No es una casualidad que en Estados Unidos, foco receptor de inmigrantes legales o indocumentados, no existen concentraciones significativas de costarricenses, uruguayos, chilenos o panameños, pero sí las hay de salvadoreños, nicaragüenses, hondureños y cubanos. Huyen del desastre.

El signo de las migraciones (que el Índice no pondera, por cierto), es, a mi juicio, el síntoma más claro de la calidad general de vida de cualquier sociedad. La mayor parte de la gente emigra en busca de oportunidades de mejorar que no encuentran en su propio terruño.

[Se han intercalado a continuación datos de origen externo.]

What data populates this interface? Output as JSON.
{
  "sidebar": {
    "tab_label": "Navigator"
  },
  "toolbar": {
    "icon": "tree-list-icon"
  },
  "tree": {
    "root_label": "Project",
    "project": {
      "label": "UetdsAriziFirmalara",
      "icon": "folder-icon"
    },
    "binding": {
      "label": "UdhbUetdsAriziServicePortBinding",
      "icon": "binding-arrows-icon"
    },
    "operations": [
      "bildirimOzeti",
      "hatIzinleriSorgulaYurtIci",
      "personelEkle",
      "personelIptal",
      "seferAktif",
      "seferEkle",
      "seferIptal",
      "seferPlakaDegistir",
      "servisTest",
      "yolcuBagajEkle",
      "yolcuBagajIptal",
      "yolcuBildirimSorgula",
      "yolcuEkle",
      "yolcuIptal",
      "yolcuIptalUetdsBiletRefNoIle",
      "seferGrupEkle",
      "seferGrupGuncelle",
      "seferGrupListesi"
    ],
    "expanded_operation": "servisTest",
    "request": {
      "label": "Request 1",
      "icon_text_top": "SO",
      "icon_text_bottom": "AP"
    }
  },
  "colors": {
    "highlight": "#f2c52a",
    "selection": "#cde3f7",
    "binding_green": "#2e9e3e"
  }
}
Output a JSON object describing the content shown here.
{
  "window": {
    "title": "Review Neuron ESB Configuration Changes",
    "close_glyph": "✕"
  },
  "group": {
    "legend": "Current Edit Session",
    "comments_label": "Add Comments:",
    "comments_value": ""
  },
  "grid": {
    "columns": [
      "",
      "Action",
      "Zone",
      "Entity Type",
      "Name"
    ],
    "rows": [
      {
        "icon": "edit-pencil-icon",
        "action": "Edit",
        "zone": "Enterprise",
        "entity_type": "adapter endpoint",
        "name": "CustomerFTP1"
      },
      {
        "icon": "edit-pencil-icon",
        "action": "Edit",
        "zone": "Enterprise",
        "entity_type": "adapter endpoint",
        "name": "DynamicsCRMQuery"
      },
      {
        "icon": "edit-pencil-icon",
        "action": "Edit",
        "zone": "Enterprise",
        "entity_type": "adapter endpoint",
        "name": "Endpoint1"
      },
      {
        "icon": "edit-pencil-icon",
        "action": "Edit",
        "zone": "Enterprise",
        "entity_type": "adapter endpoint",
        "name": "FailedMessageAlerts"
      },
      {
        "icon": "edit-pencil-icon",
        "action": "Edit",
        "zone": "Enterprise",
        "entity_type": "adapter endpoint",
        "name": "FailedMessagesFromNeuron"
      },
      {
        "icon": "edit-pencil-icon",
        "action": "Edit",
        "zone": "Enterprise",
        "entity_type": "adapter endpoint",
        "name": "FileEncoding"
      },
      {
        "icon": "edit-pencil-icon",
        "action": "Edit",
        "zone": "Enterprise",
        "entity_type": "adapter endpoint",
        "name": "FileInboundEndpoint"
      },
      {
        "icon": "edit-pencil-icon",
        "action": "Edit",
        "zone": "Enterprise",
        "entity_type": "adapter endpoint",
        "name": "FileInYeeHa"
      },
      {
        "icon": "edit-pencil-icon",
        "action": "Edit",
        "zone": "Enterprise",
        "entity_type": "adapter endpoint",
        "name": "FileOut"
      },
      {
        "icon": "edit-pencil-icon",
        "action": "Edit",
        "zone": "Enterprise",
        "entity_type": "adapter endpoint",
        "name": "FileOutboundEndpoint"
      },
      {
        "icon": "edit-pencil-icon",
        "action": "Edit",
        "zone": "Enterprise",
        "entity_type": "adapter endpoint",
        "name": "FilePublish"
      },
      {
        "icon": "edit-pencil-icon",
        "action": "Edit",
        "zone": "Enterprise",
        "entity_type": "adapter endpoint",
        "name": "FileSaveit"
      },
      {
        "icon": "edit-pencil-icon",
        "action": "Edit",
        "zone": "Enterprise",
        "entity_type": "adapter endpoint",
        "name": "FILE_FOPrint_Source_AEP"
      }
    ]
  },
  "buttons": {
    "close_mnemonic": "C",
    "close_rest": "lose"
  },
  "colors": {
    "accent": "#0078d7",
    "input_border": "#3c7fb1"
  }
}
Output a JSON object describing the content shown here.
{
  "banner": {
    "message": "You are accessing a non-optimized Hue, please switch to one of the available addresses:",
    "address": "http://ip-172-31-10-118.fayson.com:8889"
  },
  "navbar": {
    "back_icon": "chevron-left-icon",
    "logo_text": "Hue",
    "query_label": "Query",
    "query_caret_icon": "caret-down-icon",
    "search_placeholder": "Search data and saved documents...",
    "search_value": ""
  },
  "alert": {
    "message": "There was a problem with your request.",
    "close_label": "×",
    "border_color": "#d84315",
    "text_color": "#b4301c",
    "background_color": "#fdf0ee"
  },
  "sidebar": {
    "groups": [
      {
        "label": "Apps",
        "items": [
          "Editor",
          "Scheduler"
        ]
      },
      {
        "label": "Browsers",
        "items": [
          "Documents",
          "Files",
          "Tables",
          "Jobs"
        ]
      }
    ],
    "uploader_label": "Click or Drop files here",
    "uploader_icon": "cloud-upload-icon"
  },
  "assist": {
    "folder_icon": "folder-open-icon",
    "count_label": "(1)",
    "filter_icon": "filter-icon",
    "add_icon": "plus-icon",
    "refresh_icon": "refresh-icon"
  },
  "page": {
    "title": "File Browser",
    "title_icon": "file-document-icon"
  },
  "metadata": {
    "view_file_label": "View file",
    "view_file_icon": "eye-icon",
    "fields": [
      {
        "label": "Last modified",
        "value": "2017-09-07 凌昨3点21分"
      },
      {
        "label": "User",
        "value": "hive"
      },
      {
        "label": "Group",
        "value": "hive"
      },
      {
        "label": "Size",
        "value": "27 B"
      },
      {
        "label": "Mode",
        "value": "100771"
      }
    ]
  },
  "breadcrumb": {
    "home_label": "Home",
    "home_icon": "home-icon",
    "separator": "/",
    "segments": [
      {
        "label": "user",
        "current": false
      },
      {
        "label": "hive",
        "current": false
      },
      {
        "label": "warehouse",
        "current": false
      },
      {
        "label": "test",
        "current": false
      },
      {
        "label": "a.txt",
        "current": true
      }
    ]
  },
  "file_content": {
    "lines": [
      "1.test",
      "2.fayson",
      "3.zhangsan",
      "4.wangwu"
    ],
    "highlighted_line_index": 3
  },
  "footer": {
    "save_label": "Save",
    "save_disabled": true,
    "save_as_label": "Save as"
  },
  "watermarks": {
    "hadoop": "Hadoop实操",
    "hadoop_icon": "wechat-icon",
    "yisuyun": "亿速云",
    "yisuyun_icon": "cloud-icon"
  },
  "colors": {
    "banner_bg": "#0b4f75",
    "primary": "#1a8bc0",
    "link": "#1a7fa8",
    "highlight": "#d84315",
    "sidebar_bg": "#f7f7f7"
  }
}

Hay tres consideraciones importantes que se desprenden del repaso del Índice de Progreso Social. La primera, es que en América Latina las naciones que se autodenominan “progresistas”, las del Socialismo del Siglo XXI, son, en general, las que menos progresan. Venezuela es el país número 67 del universo analizado, Ecuador el 50 y, como queda dicho, Nicaragua el 74, y Cuba, en la cola, el 79. Una vergüenza.

La segunda, es que los treinta países que mejor puntuación obtienen son democracias liberales en las que rige la economía de mercado y se disfruta de libertades políticas. Podrán tener una mayor presión fiscal, como sucede en Dinamarca, o menor, como ocurre en Suiza, pero ese factor no altera el dato esencial de que se trata de los países más habitables del planeta.

La última observación es que esta nueva medición reitera, por otra vía, lo que también nos dice el Índice de Desarrollo Humano de Naciones Unidas, o incluso el que mide la “percepción de corrupción” compilado por Transparencia Internacional. Los países menos corruptos son los más prósperos y desarrollados. La lista es aproximadamente la misma.

En realidad: nada nuevo bajo el sol. Pero esta vez todo está organizado de una manera más persuasiva para que lo entienda todo aquel que no esté cegado por el dogmatismo ideológico. Googléenlo y lo comprobarán.